El problema de la agricultura marroquí ante la escasez de agua no es nuevo. Tras aumentar su Producto Interior Bruto un 4,5% en 2015, la falta de lluvias del invierno de 2015 provocó una caída de un 1% en el crecimiento económico al año siguiente, pues en este país la agricultura aporta el 14% del PIB, el doble que el turismo.

En Almería la situación aún no ha llegado a ser tan alarmante como en Marruecos. De momento, no ha habido detenciones ni peligra la vida de la población por la sed.
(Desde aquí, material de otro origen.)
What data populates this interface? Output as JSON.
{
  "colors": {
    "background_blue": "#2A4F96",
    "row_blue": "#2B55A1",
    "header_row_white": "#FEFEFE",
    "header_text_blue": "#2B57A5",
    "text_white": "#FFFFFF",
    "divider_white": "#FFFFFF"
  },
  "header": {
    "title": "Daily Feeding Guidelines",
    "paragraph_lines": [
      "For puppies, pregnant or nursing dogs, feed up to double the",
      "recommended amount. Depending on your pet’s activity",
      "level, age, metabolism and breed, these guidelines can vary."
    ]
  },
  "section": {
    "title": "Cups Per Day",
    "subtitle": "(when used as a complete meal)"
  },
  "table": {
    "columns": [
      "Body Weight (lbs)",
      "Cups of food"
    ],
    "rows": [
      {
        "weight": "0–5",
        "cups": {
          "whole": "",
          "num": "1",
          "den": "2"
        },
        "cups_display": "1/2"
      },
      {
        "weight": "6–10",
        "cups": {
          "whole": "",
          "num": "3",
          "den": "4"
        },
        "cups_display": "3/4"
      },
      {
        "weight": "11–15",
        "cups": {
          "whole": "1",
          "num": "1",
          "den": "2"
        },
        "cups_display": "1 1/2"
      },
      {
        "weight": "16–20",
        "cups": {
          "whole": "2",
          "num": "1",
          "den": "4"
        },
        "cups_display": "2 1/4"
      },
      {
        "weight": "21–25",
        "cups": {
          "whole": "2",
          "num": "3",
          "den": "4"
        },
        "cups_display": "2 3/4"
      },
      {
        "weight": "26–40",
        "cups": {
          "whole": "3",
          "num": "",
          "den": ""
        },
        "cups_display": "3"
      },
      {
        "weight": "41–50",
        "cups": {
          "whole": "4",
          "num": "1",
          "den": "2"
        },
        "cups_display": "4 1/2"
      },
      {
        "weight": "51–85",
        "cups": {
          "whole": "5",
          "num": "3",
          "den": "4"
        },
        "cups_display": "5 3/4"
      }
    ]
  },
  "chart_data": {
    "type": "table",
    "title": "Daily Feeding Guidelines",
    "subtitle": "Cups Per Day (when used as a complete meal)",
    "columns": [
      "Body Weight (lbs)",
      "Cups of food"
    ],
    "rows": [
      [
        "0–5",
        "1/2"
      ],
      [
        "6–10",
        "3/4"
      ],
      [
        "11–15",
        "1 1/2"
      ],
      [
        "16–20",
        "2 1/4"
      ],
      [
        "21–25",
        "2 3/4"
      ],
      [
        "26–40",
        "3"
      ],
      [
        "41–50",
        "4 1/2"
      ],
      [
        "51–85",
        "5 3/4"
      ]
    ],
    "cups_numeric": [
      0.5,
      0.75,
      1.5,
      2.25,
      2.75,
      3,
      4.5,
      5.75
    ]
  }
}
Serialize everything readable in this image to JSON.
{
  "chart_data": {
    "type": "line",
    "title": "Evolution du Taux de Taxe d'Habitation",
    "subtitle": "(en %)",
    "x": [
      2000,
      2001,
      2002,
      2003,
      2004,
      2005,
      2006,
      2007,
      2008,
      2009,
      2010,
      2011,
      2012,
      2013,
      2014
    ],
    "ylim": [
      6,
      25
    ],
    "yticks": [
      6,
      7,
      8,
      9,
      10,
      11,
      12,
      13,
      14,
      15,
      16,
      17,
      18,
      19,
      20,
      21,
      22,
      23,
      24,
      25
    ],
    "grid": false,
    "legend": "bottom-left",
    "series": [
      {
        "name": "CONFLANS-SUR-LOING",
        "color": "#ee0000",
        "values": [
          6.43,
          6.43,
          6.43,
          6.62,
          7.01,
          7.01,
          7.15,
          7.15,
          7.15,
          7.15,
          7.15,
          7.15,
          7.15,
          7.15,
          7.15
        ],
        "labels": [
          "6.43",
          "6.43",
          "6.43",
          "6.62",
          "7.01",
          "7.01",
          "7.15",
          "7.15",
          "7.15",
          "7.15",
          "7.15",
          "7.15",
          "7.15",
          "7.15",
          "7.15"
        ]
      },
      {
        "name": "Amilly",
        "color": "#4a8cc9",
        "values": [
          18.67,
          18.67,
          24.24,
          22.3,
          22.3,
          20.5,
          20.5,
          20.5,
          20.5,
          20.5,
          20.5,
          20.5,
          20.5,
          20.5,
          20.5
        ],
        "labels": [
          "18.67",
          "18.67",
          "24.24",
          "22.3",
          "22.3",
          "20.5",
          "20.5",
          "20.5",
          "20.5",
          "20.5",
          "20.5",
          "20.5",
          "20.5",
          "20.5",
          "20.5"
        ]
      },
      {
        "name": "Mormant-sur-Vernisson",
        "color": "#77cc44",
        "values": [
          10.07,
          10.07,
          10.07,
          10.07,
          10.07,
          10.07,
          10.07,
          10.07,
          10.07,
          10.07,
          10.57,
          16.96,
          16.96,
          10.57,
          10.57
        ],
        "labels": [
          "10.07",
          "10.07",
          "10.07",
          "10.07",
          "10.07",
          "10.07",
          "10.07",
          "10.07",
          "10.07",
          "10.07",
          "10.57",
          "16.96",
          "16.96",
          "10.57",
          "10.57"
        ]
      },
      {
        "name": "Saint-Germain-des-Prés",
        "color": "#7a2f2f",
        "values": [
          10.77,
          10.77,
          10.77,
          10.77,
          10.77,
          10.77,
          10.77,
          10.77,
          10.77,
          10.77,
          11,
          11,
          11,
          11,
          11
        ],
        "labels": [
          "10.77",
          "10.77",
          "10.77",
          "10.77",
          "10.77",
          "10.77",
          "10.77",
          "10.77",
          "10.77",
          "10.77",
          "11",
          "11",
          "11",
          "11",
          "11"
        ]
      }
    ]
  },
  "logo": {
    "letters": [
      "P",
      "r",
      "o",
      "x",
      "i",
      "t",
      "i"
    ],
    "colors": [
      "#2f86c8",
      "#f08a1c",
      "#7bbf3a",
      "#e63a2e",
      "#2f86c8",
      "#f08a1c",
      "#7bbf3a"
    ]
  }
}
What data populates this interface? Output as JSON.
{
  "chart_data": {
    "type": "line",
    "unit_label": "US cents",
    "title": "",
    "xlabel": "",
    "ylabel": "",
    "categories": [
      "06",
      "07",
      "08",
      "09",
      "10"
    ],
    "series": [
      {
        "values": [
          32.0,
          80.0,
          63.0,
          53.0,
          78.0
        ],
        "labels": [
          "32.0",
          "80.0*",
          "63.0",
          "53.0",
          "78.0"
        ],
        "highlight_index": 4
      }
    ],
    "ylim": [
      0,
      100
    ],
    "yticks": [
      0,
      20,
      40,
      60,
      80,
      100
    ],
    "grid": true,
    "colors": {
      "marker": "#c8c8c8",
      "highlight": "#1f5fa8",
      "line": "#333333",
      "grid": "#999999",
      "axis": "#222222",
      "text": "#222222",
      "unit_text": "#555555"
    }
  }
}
Sin embargo, sí hay una gran emergencia en la provincia por su carácter eminentemente agrícola, pues sin agua suficiente a un precio razonable, el futuro de la horticultura a corto plazo se encuentra amenazado.

Por ello, los regantes, a través del Círculo por el Agua, que canaliza las reivindicaciones de los regantes del trasvase Tajo-Segura, acordaron movlizarse en diciembre y culminarán a mediados de enero, con una concentración en Madrid, en el entorno del Congreso de los Diputados, tras una reunión de la directora general del Agua del Ministerio de Agricultura, Liana Ardiles, y los presidentes de las Mesas del Agua de Alicante, Murcia y Almería y el Sindicato Central de Regantes del Acueducto Tajo Segura, en la que estuvieron José Antonio Fernández, presidente de Feral, y Francisca Iglesias, secretaria de UPA.